As with all good tools, which give the best result when we know when and how to use them, carefully defining the context for our question about leaf size matters here. For example, implicit in using the leaf size estimation scheme is the recognition that leaf shape varies widely across species (Fig. 1). Leaf shape is a critical moderator of leaf size–temperature relationships. When referring to leaf ‘size’, we generally are talking about the 2-D area of the lamina, but there are many features of leaves that influence their thermoregulation (Michaletz et al., 2015). Aside from reflective properties, thickness and angle, how the lamina of a leaf is geometrically and structurally arrayed is a key determinant of the adjacent leaf–air boundary layer, which in turn influences the rate of temperature convection to and from the leaf. Relative to entire leaves of comparable area, leaves that are lobed often have a reduced effective width, which is a better predictor of leaf temperature than area (Leigh et al., 2017).
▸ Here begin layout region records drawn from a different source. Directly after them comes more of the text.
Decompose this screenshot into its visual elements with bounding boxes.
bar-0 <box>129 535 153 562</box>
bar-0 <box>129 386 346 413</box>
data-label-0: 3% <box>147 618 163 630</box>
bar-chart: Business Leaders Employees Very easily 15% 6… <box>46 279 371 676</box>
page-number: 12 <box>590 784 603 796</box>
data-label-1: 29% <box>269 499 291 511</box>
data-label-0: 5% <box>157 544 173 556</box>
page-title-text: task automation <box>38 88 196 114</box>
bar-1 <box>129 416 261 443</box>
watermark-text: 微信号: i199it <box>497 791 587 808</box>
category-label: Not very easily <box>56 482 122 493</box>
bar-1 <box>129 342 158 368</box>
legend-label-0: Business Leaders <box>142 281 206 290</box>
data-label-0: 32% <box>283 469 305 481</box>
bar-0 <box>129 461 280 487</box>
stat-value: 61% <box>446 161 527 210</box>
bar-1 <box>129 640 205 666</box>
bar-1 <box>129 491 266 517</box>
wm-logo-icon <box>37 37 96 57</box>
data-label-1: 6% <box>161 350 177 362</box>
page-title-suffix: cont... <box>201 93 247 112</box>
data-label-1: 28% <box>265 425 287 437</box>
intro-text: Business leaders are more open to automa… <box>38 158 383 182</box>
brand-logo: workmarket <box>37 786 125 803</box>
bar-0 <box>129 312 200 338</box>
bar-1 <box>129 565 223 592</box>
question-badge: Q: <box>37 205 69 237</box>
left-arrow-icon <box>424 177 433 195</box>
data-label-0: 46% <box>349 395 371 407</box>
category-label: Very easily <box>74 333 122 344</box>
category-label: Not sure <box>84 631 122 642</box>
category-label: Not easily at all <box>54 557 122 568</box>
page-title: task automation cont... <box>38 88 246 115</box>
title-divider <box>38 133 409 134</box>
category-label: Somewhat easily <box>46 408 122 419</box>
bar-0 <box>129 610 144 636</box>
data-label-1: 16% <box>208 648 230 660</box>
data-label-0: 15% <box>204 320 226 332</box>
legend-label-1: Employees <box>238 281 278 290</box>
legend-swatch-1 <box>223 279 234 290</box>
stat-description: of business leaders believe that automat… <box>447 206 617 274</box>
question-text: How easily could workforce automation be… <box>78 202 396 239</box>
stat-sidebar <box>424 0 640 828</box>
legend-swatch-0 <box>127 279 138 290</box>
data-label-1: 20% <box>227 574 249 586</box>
So, if the context for our question was exploring leaf size–environment relationships based on leaf temperature, we would be wanting to incorporate information on leaf shape. Happily, because information on leaf shape is a necessary pre-requisite for generating accurate correction factors for size (lobed vs. entire is the minimum allocation required; Schrader et al., 2021), this information could readily be included in analyses.

Fig. 1.

Leaf shape varies widely with environment, across and within plant species. Incorporating information on leaf shape is important in framing questions about and gathering data on leaf size.

It also is important to acknowledge that leaf size – and indeed, shape – can vary greatly within some species across their distribution and even within individual plant canopies. For example, sun vs. shade leaves in certain rain forest groups have large, lobed leaves at the bottom of the canopy and very small, often entire leaves at the top. Such within-species variation has been ever thus, but with a new-found capacity for greatly increased accuracy in leaf size estimates, overconfidence in our data could blind us to this potentially large source of error. Again, proper use of the tool simply requires an awareness of this possibility and the associated implications within our research context. For instance, it may be appropriate to include more than one leaf morph for species with marked heterophylly. Alternatively, perhaps we might include leaves from the wettest and driest edges of a species distribution. For a raft of well-framed questions, this new scheme for accurate and rapid assessment of leaf size for filling large and critical data gaps could be a game-changer.